According to Kalin, the ion-beam method for treating fuel-element tubes calls for polishing or etching the surface of the tubes with argon ions; this helps create a smooth surface. Then, alloys acting as magnetron electrodes (devices that create a special plasma discharge on the surface of an electrode for spraying the electrode's plasma by ions) are sprayed layer after layer on the surface of tubes up to 10 micrometers thick inside the unit's vacuum chambers.

After treating the fuel elements, MEPhI specialists studied the composition, structure and thickness of the coatings using electron and ion microscopes. They also tested the wear-resistance levels of the coatings by rubbing them against zirconium components. They tested their water-oxidization parameters at 350 degrees Celsius for 72 hours, with water pressure totaling 160 atmospheres. And they did the same with water vapors (1,200 degrees Celsius).

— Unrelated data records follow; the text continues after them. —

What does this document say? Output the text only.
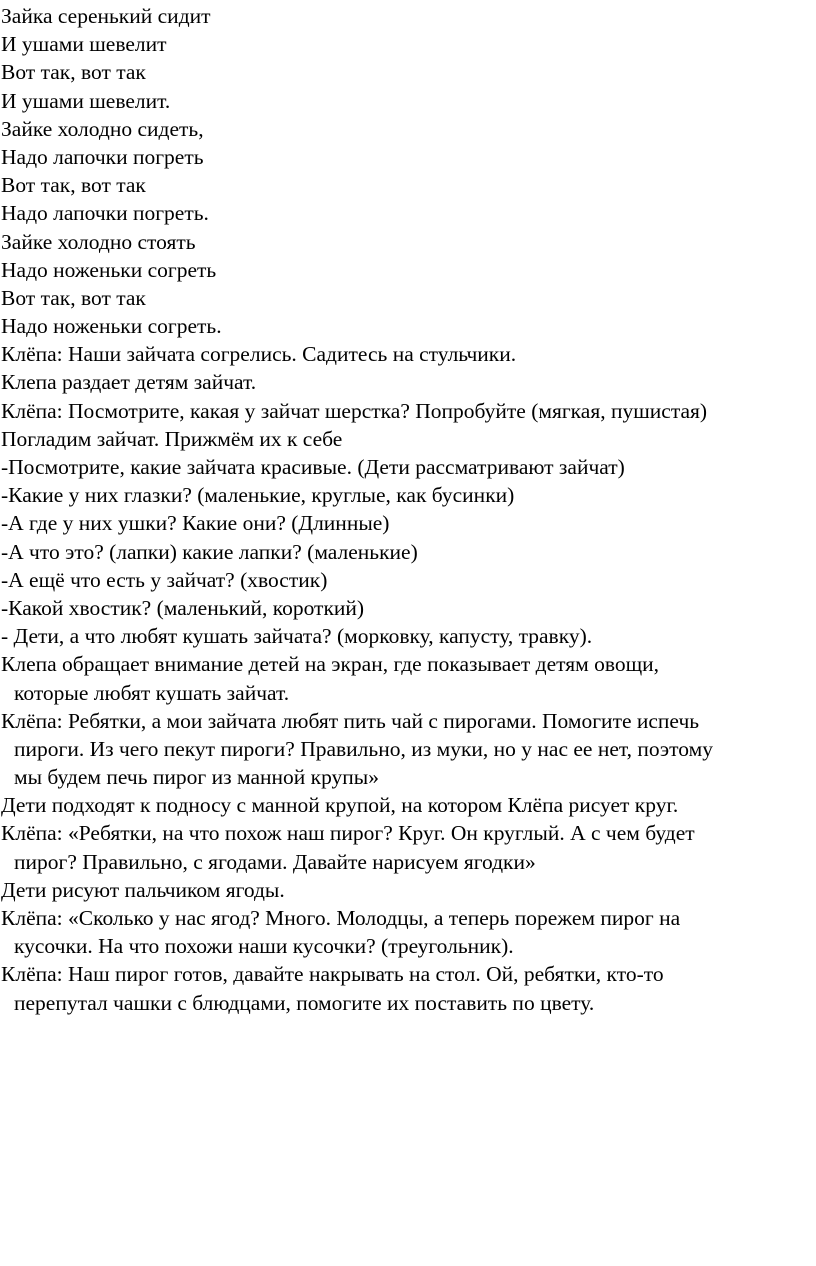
Зайка серенький сидит
И ушами шевелит
Вот так, вот так
И ушами шевелит.
Зайке холодно сидеть,
Надо лапочки погреть
Вот так, вот так
Надо лапочки погреть.
Зайке холодно стоять
Надо ноженьки согреть
Вот так, вот так
Надо ноженьки согреть.
Клёпа: Наши зайчата согрелись. Садитесь на стульчики.
Клепа раздает детям зайчат.
Клёпа: Посмотрите, какая у зайчат шерстка? Попробуйте (мягкая, пушистая)
Погладим зайчат. Прижмём их к себе
-Посмотрите, какие зайчата красивые. (Дети рассматривают зайчат)
-Какие у них глазки? (маленькие, круглые, как бусинки)
-А где у них ушки? Какие они? (Длинные)
-А что это? (лапки) какие лапки? (маленькие)
-А ещё что есть у зайчат? (хвостик)
-Какой хвостик? (маленький, короткий)
- Дети, а что любят кушать зайчата? (морковку, капусту, травку).
Клепа обращает внимание детей на экран, где показывает детям овощи,
которые любят кушать зайчат.
Клёпа: Ребятки, а мои зайчата любят пить чай с пирогами. Помогите испечь
пироги. Из чего пекут пироги? Правильно, из муки, но у нас ее нет, поэтому
мы будем печь пирог из манной крупы»
Дети подходят к подносу с манной крупой, на котором Клёпа рисует круг.
Клёпа: «Ребятки, на что похож наш пирог? Круг. Он круглый. А с чем будет
пирог? Правильно, с ягодами. Давайте нарисуем ягодки»
Дети рисуют пальчиком ягоды.
Клёпа: «Сколько у нас ягод? Много. Молодцы, а теперь порежем пирог на
кусочки. На что похожи наши кусочки? (треугольник).
Клёпа: Наш пирог готов, давайте накрывать на стол. Ой, ребятки, кто-то
перепутал чашки с блюдцами, помогите их поставить по цвету.
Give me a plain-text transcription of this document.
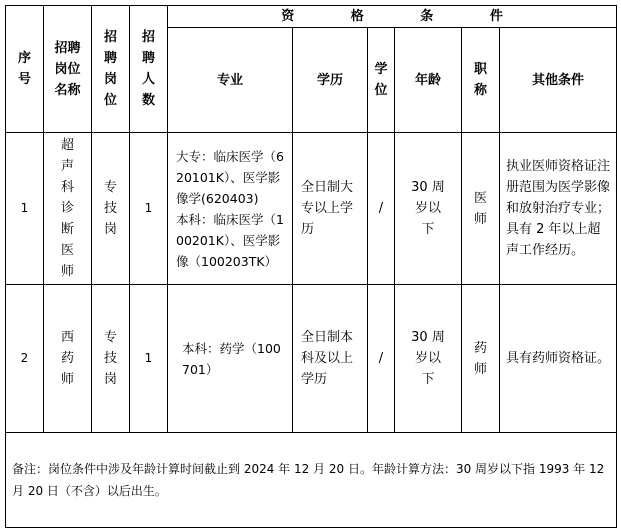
序号	招聘岗位名称	招聘岗位	招聘人数	资 格 条 件					
				专业	学历	学位	年龄	职称	其他条件
1	超声科诊断医师	专技岗	1	大专：临床医学（620101K）、医学影像学(620403)
本科：临床医学（100201K）、医学影像（100203TK）	全日制大专以上学历	/	30 周岁以下	医师	执业医师资格证注册范围为医学影像和放射治疗专业；具有 2 年以上超声工作经历。
2	西药师	专技岗	1	本科：药学（100701）	全日制本科及以上学历	/	30 周岁以下	药师	具有药师资格证。
备注：岗位条件中涉及年龄计算时间截止到 2024 年 12 月 20 日。年龄计算方法：30 周岁以下指 1993 年 12 月 20 日（不含）以后出生。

"We repeated the experiment several times, adjusted the composition of magnetron electrodes and treatment modes, and analyzed each result. This allowed us to choose the optimal composition of coatings and prevent the oxidization of the external surface of zirconium tubes at plus 1,200 degrees Celsius for 400 seconds," Kalin said.

The results of this project are being presented at the 16th international school-conference New Materials: Tolerant Nuclear Fuel, held at MEPhI on the initiative of the research school and the Laboratory or the Ion-Beam Treatment of Materials at the Faculty of Physical Problems of Materials Science.